This first English translation of Le Roman de Waldef makes a significant representative of the French literature of medieval England accessible for the first time. Its wide-ranging content provides an ideal introduction to a number of themes in medieval literature, making it suitable for a variety of undergraduate and graduate courses. The fast-moving romance plot of this early thirteenth-century tale recounts the ancestry and exploits of Waldef and his two sons, set against a history of pre-Conquest England. The narrative shares themes and incident types with other important insular romances, including the Lai of Haveloc, Boeve de Haumtone, and Gui de Warewic. Waldef's scope, interest in battle, and political stratagems bear reading alongside medieval chronicles, while secret love affairs connect it with other romance literature of the period, and adventures across a wide area of the known world provide affinities with medieval travel narrative.
About the Author: Ivana Djordjevic ================ Associate Professor Ivana Djordjevic, of the Liberal Arts College at Concordia University, Montreal, has worked as a professional and an academic translator and has published widely on romance and translation, especially between French and English. She is the editor (with Jennifer Fellows) of Sir Bevis of Hampton in Literary Tradition (2008) and (with Judith Weiss and Laura Ashe), The Exploitations of Medieval Romance (2010).
Nicole Clifton ============== Prof. Nicole Clifton, Department of English at Northern Illinois University, holds a BA from the University of California, Berkeley, and masters and doctoral degrees in Medieval Studies from Cornell University, where she studied Anglo-Norman. She has published on medieval romance in England, on romance as children's literature, and on the teaching of medieval romances, and is currently working on scribal culture in romances and Sir Thomas Malory's Morte Darthure.
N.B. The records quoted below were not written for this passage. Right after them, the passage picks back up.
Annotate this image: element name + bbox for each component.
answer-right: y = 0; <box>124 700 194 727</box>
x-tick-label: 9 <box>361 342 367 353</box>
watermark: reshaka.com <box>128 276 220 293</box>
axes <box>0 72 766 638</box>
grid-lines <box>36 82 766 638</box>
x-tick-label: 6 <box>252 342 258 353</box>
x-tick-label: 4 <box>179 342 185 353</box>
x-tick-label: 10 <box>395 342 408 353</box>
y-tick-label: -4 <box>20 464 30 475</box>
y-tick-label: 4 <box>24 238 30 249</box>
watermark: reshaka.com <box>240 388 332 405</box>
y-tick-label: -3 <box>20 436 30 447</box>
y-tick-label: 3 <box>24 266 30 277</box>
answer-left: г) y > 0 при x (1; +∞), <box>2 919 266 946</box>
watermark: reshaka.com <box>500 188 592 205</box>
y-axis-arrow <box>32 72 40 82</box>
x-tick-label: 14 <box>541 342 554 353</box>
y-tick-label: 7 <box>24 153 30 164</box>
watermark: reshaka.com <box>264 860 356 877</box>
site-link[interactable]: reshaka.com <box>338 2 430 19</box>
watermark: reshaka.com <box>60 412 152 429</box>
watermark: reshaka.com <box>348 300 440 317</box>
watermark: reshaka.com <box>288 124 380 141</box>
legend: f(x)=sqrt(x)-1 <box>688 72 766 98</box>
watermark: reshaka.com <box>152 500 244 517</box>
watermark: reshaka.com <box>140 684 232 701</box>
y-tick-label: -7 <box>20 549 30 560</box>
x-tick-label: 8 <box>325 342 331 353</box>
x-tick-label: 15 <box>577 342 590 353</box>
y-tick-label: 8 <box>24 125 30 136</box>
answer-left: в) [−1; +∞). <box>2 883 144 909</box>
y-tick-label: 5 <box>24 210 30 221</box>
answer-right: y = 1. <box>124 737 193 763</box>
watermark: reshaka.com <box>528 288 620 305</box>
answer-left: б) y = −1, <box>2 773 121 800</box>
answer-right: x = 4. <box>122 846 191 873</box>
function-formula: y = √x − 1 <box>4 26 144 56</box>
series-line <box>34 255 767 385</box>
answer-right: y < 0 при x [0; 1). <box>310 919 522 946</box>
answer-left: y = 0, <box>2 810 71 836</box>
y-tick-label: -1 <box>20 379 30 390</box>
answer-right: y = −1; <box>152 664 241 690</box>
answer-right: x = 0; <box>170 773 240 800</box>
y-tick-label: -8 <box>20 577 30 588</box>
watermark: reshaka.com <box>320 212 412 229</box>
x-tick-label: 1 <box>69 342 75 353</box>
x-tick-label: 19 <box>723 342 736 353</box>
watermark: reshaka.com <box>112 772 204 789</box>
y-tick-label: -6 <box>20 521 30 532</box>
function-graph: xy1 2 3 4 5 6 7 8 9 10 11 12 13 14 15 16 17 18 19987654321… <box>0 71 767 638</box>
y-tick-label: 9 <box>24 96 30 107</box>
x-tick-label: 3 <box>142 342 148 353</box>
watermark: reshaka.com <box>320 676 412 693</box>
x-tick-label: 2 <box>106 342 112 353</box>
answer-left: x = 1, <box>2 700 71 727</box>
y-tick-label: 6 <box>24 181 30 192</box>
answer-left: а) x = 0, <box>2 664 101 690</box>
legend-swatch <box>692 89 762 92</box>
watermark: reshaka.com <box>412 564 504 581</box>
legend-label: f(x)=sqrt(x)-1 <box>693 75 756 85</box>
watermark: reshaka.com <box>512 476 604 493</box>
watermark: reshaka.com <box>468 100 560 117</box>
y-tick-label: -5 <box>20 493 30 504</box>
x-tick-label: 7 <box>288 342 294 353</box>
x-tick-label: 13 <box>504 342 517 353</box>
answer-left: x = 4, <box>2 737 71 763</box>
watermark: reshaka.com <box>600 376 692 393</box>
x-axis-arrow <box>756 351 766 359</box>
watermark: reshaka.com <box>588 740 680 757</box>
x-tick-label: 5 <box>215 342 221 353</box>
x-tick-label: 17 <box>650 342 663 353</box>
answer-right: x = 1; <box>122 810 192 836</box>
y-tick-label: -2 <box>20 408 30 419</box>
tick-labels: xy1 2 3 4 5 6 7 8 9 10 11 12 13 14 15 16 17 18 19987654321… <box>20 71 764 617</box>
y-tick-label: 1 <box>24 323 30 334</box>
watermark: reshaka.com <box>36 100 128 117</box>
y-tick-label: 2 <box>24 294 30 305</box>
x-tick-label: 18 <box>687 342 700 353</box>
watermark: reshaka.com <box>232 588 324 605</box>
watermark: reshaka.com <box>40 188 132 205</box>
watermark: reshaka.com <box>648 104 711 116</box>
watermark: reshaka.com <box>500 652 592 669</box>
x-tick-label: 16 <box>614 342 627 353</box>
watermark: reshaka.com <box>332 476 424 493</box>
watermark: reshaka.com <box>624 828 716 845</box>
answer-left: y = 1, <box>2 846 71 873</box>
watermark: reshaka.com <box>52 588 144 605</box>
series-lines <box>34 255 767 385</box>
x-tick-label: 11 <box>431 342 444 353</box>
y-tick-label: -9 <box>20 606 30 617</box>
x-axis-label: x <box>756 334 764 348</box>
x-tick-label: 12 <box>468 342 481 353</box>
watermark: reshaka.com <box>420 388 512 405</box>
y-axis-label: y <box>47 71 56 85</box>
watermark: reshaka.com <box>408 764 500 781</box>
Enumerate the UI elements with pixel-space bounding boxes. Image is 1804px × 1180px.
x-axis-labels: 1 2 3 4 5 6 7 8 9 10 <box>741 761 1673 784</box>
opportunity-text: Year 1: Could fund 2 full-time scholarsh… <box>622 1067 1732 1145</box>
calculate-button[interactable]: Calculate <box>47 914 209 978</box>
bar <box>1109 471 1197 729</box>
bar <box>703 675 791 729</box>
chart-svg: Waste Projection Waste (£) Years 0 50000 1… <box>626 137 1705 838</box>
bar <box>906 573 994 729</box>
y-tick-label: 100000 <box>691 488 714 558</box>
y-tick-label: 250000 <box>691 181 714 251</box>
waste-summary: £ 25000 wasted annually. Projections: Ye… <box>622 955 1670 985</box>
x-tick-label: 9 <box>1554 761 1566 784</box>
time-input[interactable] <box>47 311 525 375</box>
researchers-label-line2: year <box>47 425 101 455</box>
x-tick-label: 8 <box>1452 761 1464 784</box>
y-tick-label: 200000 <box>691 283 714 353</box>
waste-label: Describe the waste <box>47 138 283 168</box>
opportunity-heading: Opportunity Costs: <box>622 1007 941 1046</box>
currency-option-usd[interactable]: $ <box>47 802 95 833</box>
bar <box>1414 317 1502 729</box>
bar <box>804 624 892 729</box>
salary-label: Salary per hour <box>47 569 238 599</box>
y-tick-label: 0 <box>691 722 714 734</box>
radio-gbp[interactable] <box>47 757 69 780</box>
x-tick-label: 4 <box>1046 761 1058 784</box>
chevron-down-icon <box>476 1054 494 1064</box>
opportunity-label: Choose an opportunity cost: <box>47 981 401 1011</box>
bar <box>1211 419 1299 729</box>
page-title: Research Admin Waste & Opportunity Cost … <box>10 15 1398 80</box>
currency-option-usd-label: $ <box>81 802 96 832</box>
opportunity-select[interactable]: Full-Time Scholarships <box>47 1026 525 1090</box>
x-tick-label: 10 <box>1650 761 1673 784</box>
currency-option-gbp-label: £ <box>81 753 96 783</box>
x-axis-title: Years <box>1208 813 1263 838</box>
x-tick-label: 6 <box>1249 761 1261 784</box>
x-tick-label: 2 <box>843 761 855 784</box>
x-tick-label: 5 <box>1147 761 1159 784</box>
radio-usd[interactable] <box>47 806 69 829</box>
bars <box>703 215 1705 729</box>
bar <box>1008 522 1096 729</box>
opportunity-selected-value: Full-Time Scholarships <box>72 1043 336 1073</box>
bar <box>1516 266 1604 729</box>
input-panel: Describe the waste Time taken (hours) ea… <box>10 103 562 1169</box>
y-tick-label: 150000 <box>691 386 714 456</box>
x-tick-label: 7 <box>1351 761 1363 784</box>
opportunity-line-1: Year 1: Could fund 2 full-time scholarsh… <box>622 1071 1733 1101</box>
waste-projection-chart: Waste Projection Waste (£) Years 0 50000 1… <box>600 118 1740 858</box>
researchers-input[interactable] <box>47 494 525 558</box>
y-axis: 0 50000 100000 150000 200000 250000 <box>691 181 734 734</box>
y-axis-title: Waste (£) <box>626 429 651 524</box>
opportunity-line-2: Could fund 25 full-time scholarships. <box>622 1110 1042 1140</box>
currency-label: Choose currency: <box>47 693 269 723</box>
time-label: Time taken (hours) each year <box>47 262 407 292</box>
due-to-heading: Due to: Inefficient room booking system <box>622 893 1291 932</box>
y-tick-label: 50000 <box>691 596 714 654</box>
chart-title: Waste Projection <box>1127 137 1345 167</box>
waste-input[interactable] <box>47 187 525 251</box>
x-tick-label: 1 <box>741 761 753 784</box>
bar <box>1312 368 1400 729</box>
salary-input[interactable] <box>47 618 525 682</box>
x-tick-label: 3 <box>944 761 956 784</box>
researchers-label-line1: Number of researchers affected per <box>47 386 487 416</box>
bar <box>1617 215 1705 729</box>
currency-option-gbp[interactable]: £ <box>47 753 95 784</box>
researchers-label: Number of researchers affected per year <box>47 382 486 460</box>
Judith Weiss ============ Dr. Judith Weiss, emerita Fellow of Robinson College, University of Cambridge has published widely on romance in medieval England. She is the author of two previous translations for FRETS (The Birth of Romance in England, 2009, and Boeve de Haumtoune and Gui de Warewic, 2008), a text and translation of Wace's Roman de Brut (1999, 2nd edn 2002, repr. 2005) in addition to numerous articles and edited collections.